With his A tuned to a pitch of 443 Hz, the Mauritiuskirche resonated to the intense chromatic banquet of counterpoint and fugue, pure and articulate, exploring the depth and subtleties of the Bösendorfer and honoring his privileged audience with an emotional and spiritual experience: inspiration on a higher plane than can usually be found by normal mortals.
 
In myriad interviews, Schiff has revealed that he has played Bach every day for about an hour since the age of seventeen, and that, as an aspiring pianist, intent on improving his dexterity, he eschewed the conventional études all learners are ordered to endure by their music teachers, for these Bach masterpieces.

Schiff’s focused intensity matched the intimidating rapidity of his keystrokes, which gave the illusion, at times, that he was only watching his fingers unfurl the music of their own volition, while the maestro sat quietly surveying his handiwork, with a serene countenance.

Bach rarely included tempo or phrase markings in his music (he did, however, leave explanations of his ornaments in a teaching manual for one of his gifted sons), which magnifies the role of the interpreter. Schiff’s careful study of his subject, coupled with his inspired visualization, sees Bach’s various tonalities as colors, and he rewarded the audience with a spectacular, multi-hued tour de force that was at once deeply human, and upliftingly spiritual.
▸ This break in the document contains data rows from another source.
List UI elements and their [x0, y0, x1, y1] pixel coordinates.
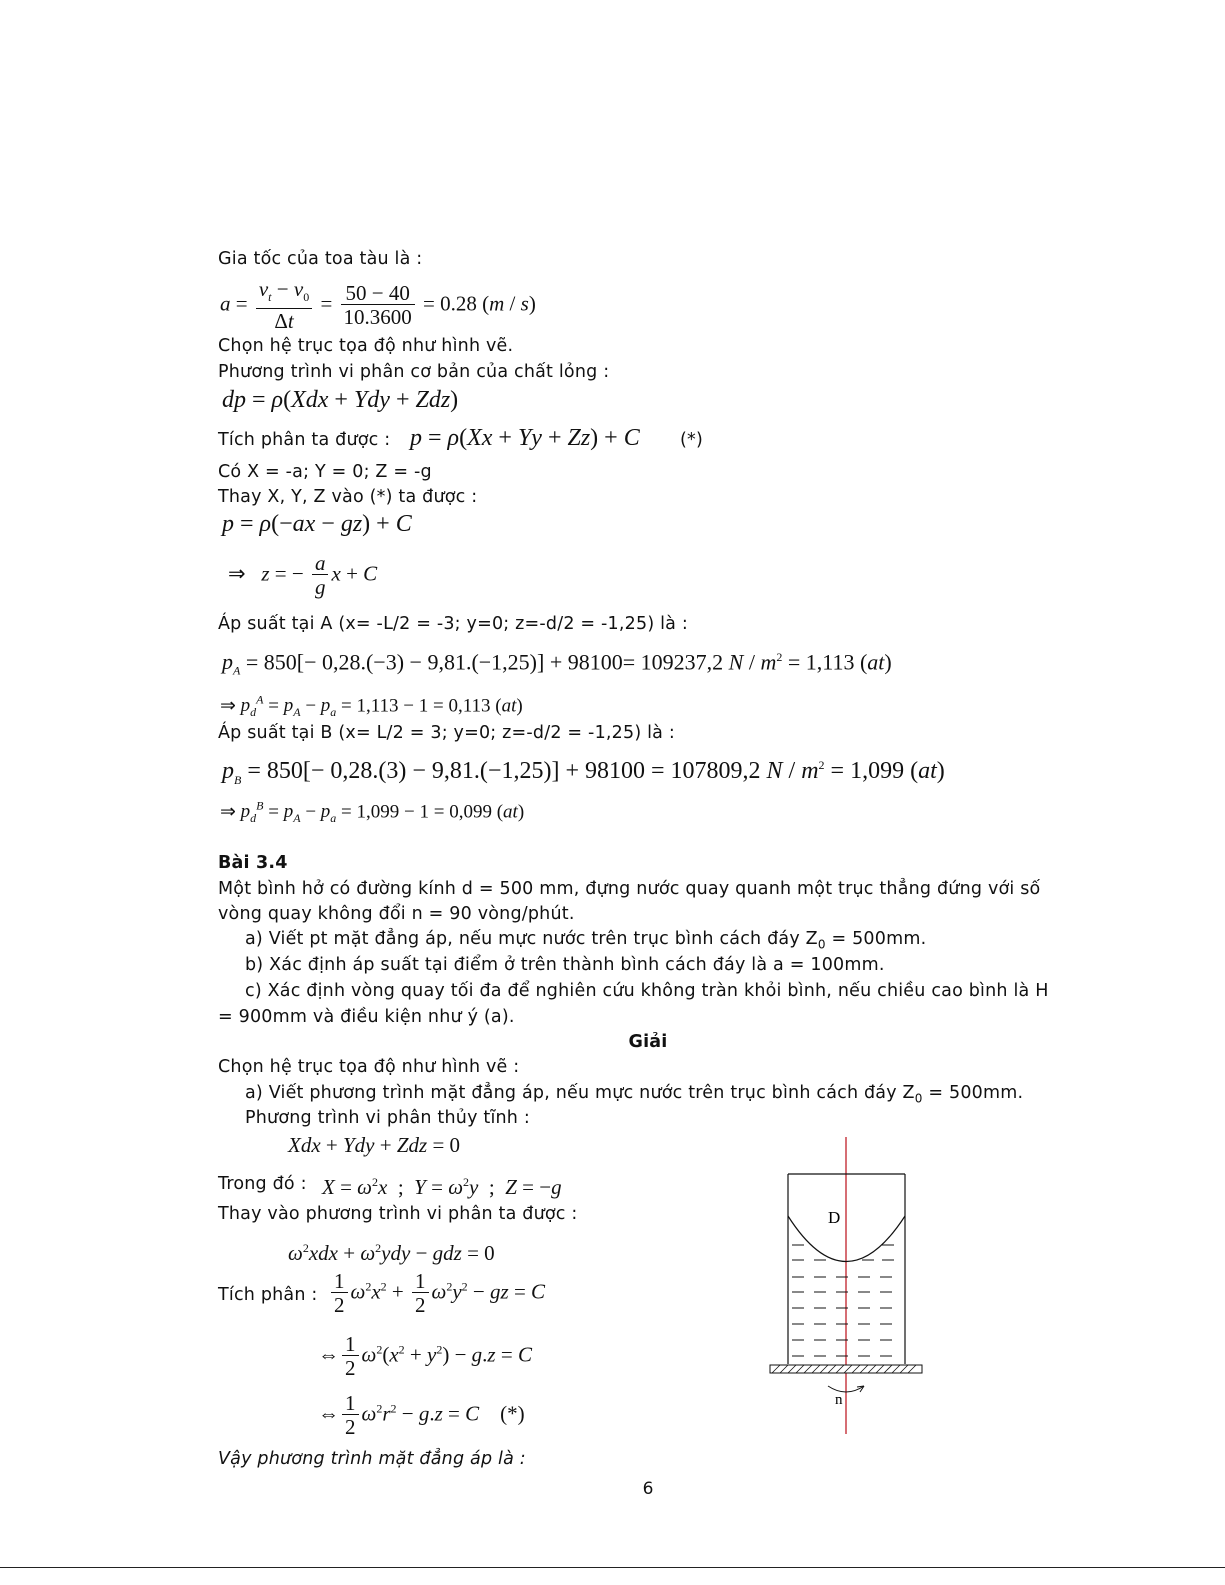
- differential-equation: dp = ρ(Xdx + Ydy + Zdz): [222, 387, 459, 413]
- problem-part-c: c) Xác định vòng quay tối đa để nghiên cứu không tràn khỏi bình, nếu chiều cao bình là H: [245, 981, 1049, 1001]
- problem-title: Bài 3.4: [218, 853, 288, 873]
- text-line: Thay vào phương trình vi phân ta được :: [218, 1204, 578, 1224]
- text-line: Chọn hệ trục tọa độ như hình vẽ.: [218, 336, 514, 356]
- page-bottom-border: [0, 1567, 1225, 1568]
- substituted-equation: $\omega^2xdx + \omega^2ydy$ − gdz = 0: [288, 1241, 495, 1265]
- integral-formula: p = ρ(Xx + Yy + Zz) + C: [410, 425, 640, 451]
- text-line: Thay X, Y, Z vào (*) ta được :: [218, 487, 478, 507]
- text-line: Vậy phương trình mặt đẳng áp là :: [218, 1449, 526, 1469]
- text-line: Phương trình vi phân cơ bản của chất lỏng :: [218, 362, 610, 382]
- subscript: 0: [817, 937, 826, 952]
- text-line: Có X = -a; Y = 0; Z = -g: [218, 462, 432, 482]
- integral-label: Tích phân ta được :: [218, 430, 391, 450]
- integral-result-1: $\frac{1}{2}$ $\omega^2x^2$ + $\frac{1}{2}$ $\omega^2y^2$ − gz = C: [328, 1270, 545, 1317]
- text-line: Áp suất tại B (x= L/2 = 3; y=0; z=-d/2 = -1,25) là :: [218, 723, 675, 743]
- page-number: 6: [642, 1479, 654, 1499]
- label-d: D: [828, 1208, 841, 1227]
- surface-formula: ⇒ z = − $\frac{a}{g}$ x + C: [228, 551, 378, 599]
- problem-part-a: [245, 928, 926, 956]
- text-line: Trong đó :: [218, 1174, 307, 1194]
- integral-result-2: ⇔ $\frac{1}{2}$ $\omega^2(x^2 + y^2) - g.z = C$: [318, 1332, 532, 1380]
- gauge-pressure-a: ⇒ $p_d^A = p_A - p_a = 1,113 - 1 = 0,113$ (at): [220, 693, 523, 720]
- text-line: Gia tốc của toa tàu là :: [218, 249, 423, 269]
- gauge-pressure-b: ⇒ $p_d^B = p_A - p_a = 1,099 - 1 = 0,099$ (at): [220, 799, 525, 826]
- text-line: [245, 1082, 1023, 1110]
- integral-result-3: ⇔ $\frac{1}{2}$ $\omega^2r^2 - g.z = C$ (*): [318, 1391, 525, 1439]
- text-line: Chọn hệ trục tọa độ như hình vẽ :: [218, 1057, 520, 1077]
- text-line: Phương trình vi phân thủy tĩnh :: [245, 1108, 530, 1128]
- pressure-formula: p = ρ(−ax − gz) + C: [222, 511, 412, 537]
- hydrostatic-equation: Xdx + Ydy + Zdz = 0: [288, 1133, 461, 1157]
- part-a-text: a) Viết pt mặt đẳng áp, nếu mực nước trên trục bình cách đáy Z: [245, 929, 818, 949]
- text-line: [218, 429, 390, 451]
- problem-statement: Một bình hở có đường kính d = 500 mm, đựng nước quay quanh một trục thẳng đứng với số vòng quay không đổi n = 90 vòng/phút.: [218, 879, 1041, 924]
- solution-a-end: = 500mm.: [922, 1083, 1024, 1103]
- label-n: n: [835, 1392, 843, 1408]
- problem-part-c-cont: = 900mm và điều kiện như ý (a).: [218, 1007, 515, 1027]
- rotating-cylinder-figure: [760, 1132, 930, 1442]
- text-line: Áp suất tại A (x= -L/2 = -3; y=0; z=-d/2 = -1,25) là :: [218, 614, 688, 634]
- acceleration-formula: a = $\frac{v_t - v_0}{\Delta t}$ = $\frac{50 - 40}{10.3600}$ = 0.28 (m / s): [220, 277, 536, 334]
- problem-part-b: b) Xác định áp suất tại điểm ở trên thành bình cách đáy là a = 100mm.: [245, 955, 885, 975]
- equation-tag: (*): [680, 430, 704, 450]
- pressure-a-formula: $p_A = 850[- 0,28.(-3) - 9,81.(-1,25)] + 98100= 109237,2$ $N / m^2 = 1,113$ (at): [222, 649, 892, 678]
- subscript: 0: [914, 1091, 923, 1106]
- body-forces-formula: $X = \omega^2x$ ; $Y = \omega^2y$ ; Z = −g: [322, 1175, 562, 1199]
- part-a-end: = 500mm.: [825, 929, 927, 949]
- text-line: Tích phân :: [218, 1285, 318, 1305]
- pressure-b-formula: $p_B = 850[- 0,28.(3) - 9,81.(-1,25)] + 98100 = 107809,2$ $N / m^2 = 1,099$ (at): [222, 758, 945, 787]
- solution-heading: Giải: [628, 1032, 668, 1052]
- solution-a-text: a) Viết phương trình mặt đẳng áp, nếu mực nước trên trục bình cách đáy Z: [245, 1083, 915, 1103]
I could not help reflecting that even the visionary Yehudi Menuhin, Gstaad’s great benefactor, would have been captured and moved by this performance of such divine music.

Alex Bertea

 

For the Inquisitive

What is a clavier? Why should it be well-tempered?
In the musical cities of Bach’s lifetime (1685-1750), ‘clavier’ (keyboard) was a collective word, meaning all the keyboard instruments available at the time, including the clavichord, spinet, harpsichord, and pipe organ. Bach first encountered a Gottfried Silbermann fortepiano circa 1736, but preferred the accepted instrument of performance, the harpsichord, which plucks the strings with shaved quills, to the upstart percussion piano, which strikes the strings with a gloved hammer. He found the new piano unbalanced in the higher registers while requiring a heavier touch. Later, after more exposure to the new ideas and after many innovations and improvements, he helped sell pianos for Silbermann, acting as their agent in Leipzig.
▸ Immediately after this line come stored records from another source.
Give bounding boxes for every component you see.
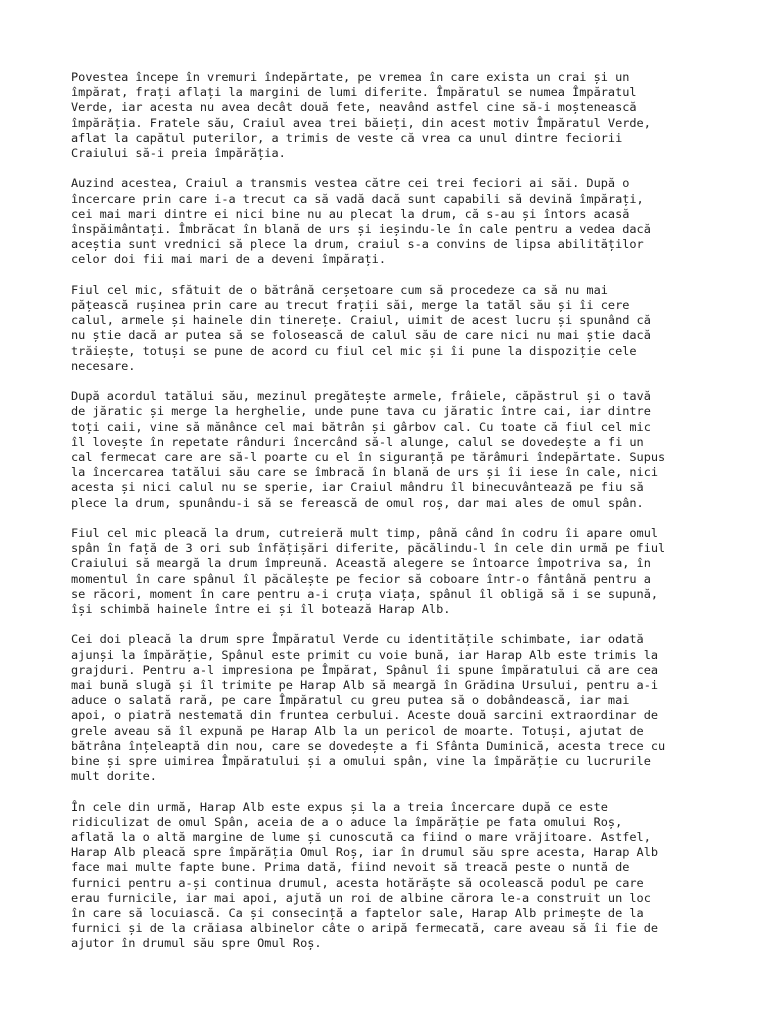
paragraph-5: Fiul cel mic pleacă la drum, cutreieră mult timp, până când în codru îi apare omul spân în față de 3 ori sub înfățișări diferite, păcălindu-l în cele din urmă pe fiul Craiului să meargă la drum împreună. Această alegere se întoarce împotriva sa, în momentul în care spânul îl păcălește pe fecior să coboare într-o fântână pentru a se răcori, moment în care pentru a-i cruța viața, spânul îl obligă să i se supună, își schimbă hainele între ei și îl botează Harap Alb.	[71, 526, 666, 617]
paragraph-7: În cele din urmă, Harap Alb este expus și la a treia încercare după ce este ridiculizat de omul Spân, aceia de a o aduce la împărăție pe fata omului Roș, aflată la o altă margine de lume și cunoscută ca fiind o mare vrăjitoare. Astfel, Harap Alb pleacă spre împărăția Omul Roș, iar în drumul său spre acesta, Harap Alb face mai multe fapte bune. Prima dată, fiind nevoit să treacă peste o nuntă de furnici pentru a-și continua drumul, acesta hotărăște să ocolească podul pe care erau furnicile, iar mai apoi, ajută un roi de albine cărora le-a construit un loc în care să locuiască. Ca și consecință a faptelor sale, Harap Alb primește de la furnici și de la crăiasa albinelor câte o aripă fermecată, care aveau să îi fie de ajutor în drumul său spre Omul Roș.	[71, 799, 659, 951]
document-page	[71, 70, 735, 967]
paragraph-1: Povestea începe în vremuri îndepărtate, pe vremea în care exista un crai și un împărat, frați aflați la margini de lumi diferite. Împăratul se numea Împăratul Verde, iar acesta nu avea decât două fete, neavând astfel cine să-i moștenească împărăția. Fratele său, Craiul avea trei băieți, din acest motiv Împăratul Verde, aflat la capătul puterilor, a trimis de veste că vrea ca unul dintre feciorii Craiului să-i preia împărăția.	[71, 70, 651, 161]
paragraph-3: Fiul cel mic, sfătuit de o bătrână cerșetoare cum să procedeze ca să nu mai pățească rușinea prin care au trecut frații săi, merge la tatăl său și îi cere calul, armele și hainele din tinerețe. Craiul, uimit de acest lucru și spunând că nu știe dacă ar putea să se folosească de calul său de care nici nu mai știe dacă trăiește, totuși se pune de acord cu fiul cel mic și îi pune la dispoziție cele necesare.	[71, 282, 651, 373]
paragraph-2: Auzind acestea, Craiul a transmis vestea către cei trei feciori ai săi. După o încercare prin care i-a trecut ca să vadă dacă sunt capabili să devină împărați, cei mai mari dintre ei nici bine nu au plecat la drum, că s-au și întors acasă înspăimântați. Îmbrăcat în blană de urs și ieșindu-le în cale pentru a vedea dacă aceștia sunt vrednici să plece la drum, craiul s-a convins de lipsa abilităților celor doi fii mai mari de a deveni împărați.	[71, 176, 651, 267]
paragraph-4: După acordul tatălui său, mezinul pregătește armele, frâiele, căpăstrul și o tavă de jăratic și merge la herghelie, unde pune tava cu jăratic între cai, iar dintre toți caii, vine să mănânce cel mai bătrân și gârbov cal. Cu toate că fiul cel mic îl lovește în repetate rânduri încercând să-l alunge, calul se dovedește a fi un cal fermecat care are să-l poarte cu el în siguranță pe tărâmuri îndepărtate. Supus la încercarea tatălui său care se îmbracă în blană de urs și îi iese în cale, nici acesta și nici calul nu se sperie, iar Craiul mândru îl binecuvântează pe fiu să plece la drum, spunându-i să se ferească de omul roș, dar mai ales de omul spân.	[71, 389, 666, 510]
paragraph-6: Cei doi pleacă la drum spre Împăratul Verde cu identitățile schimbate, iar odată ajunși la împărăție, Spânul este primit cu voie bună, iar Harap Alb este trimis la grajduri. Pentru a-l impresiona pe Împărat, Spânul îi spune împăratului că are cea mai bună slugă și îl trimite pe Harap Alb să meargă în Grădina Ursului, pentru a-i aduce o salată rară, pe care Împăratul cu greu putea să o dobândească, iar mai apoi, o piatră nestemată din fruntea cerbului. Aceste două sarcini extraordinar de grele aveau să îl expună pe Harap Alb la un pericol de moarte. Totuși, ajutat de bătrâna înțeleaptă din nou, care se dovedește a fi Sfânta Duminică, acesta trece cu bine și spre uimirea Împăratului și a omului spân, vine la împărăție cu lucrurile mult dorite.	[71, 632, 666, 784]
“Well tempered” simply describes a schematic for the tuning of Baroque instruments to suit the keys and tonality of the period, allowing for greater tuning flexibility than that allowed by today’s rigid 12-tone ‘equal temperament’. It was and remains common that players on period instruments may have to retune between works being performed to obtain the best temperament for the individual key of the music being performed but this ‘tuning’ debate is a continuing and complex forum for the cognoscenti!